A University of Texas graduate, Bridges is a former Arnold Rosenfeld Editor of the Year for Cox Newspapers, past president of the Texas Associated Managing Editors and a board member for the Freedom of Information Foundation of Texas.
García helped launch the ProPublica-Texas Tribune Investigative Initiative a year ago and serves as its senior editor. That team has produced substantive projects that exposed the misuse of millions of public dollars in border wall construction, wrongful arrests during the COVID-19 curfews in the Rio Grande Valley and the scandalous deportation of undocumented children. One investigation caused a high-interest lender to the Latino community in Texas to drop thousands of its debt claims against customers, many of whom had lost their jobs due to the pandemic.
García is also former editor of the Naples Daily News, and was editor and general manager of Spanish-language el Nuevo Herald and senior news editor of the Miami Herald.

Express-News columnist, veteran reporter Gloria Padilla retires

SAN ANTONIO – San Antonio Express-News columnist Gloria Padilla retired in January after a 43-year career in the newspaper industry.
In a column announcing her retirement, the 1978 University of Texas graduate said the bulk of her career, which included stints at four newspapers, was spent with the Express-News, where she worked since the mid-1980s. She served first as a reporter covering city hall, federal courts, county government, the criminal justice system and higher education before becoming an opinion columnist 20 years ago.
Padilla and her husband, Don Finley, a former medical writer, were among the survivors of the San Antonio newspaper war, the fierce competition between Rupert Murdoch’s Express-News and the San Antonio Light, owned by the Hearst Corp.
“We had just mailed off our first home mortgage payment when we learned that Murdoch was selling our newspaper to the Hearst Corp.,” Pasilla wrote. “For a few panicked minutes, I thought it was the Express-News that would be shuttered.”

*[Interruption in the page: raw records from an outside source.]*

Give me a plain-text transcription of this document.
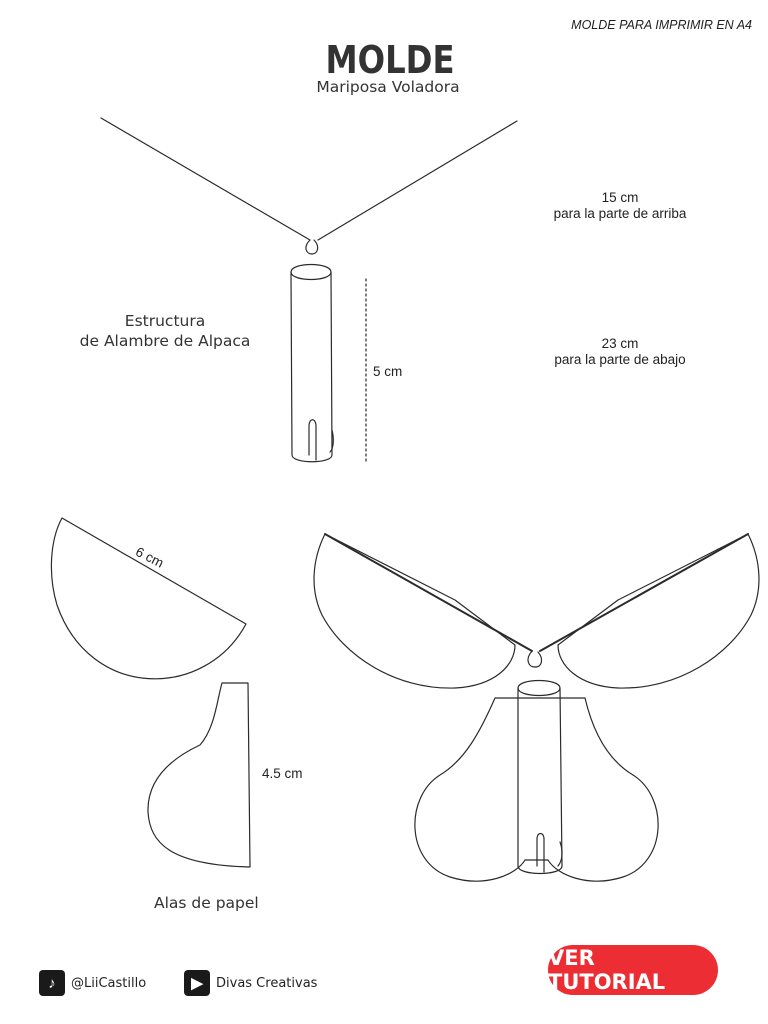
MOLDE PARA IMPRIMIR EN A4
MOLDE
Mariposa Voladora
15 cm
para la parte de arriba
23 cm
para la parte de abajo
5 cm
Estructura
de Alambre de Alpaca
6 cm
4.5 cm
Alas de papel
♪	@LiiCastillo	▶	Divas Creativas
VER TUTORIAL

However, it was the staff of The Light who lost their jobs. When Murdoch sold the Express-News to the Hearst Corp. in 1992, Hearst closed its own paper, laid off that staff and kept the Express-News.
“It has been devastating to see colleagues here and across the country lose their jobs as more and more newspapers downsize or close,” Padilla said.
She noted many changes in the newspaper industry since her generation entered the field as college graduates drawn to journalism careers during the Watergate crisis, when Washington Post investigative reporting by Bob Woodward and Carl Bernstein led to the resignation of President Richard Nixon in 1974.
“Today there are many who would consider the news media the enemy and discredit the work being done. Yes, staffs are shrinking.  Circulation numbers for newspapers printed on paper are down. But the day-to-day work of reporting the news in communities across our nation — and across the globe — is more important now than ever before,” Padilla said.
“News organizations play a vital role in maintaining transparency in government and holding elected officials and public agencies accountable.”
As a minority hired in the mid-1980s, Padilla said she worked hard to prove she wasn’t “simply hired to fill a quota.” Being among the few bilingual reporters gained her a few plum assignments, she added.
While diversity issues still persist in the country’s newsrooms, Padilla said she was encouraged by the Hearst Corp.’s efforts to address it.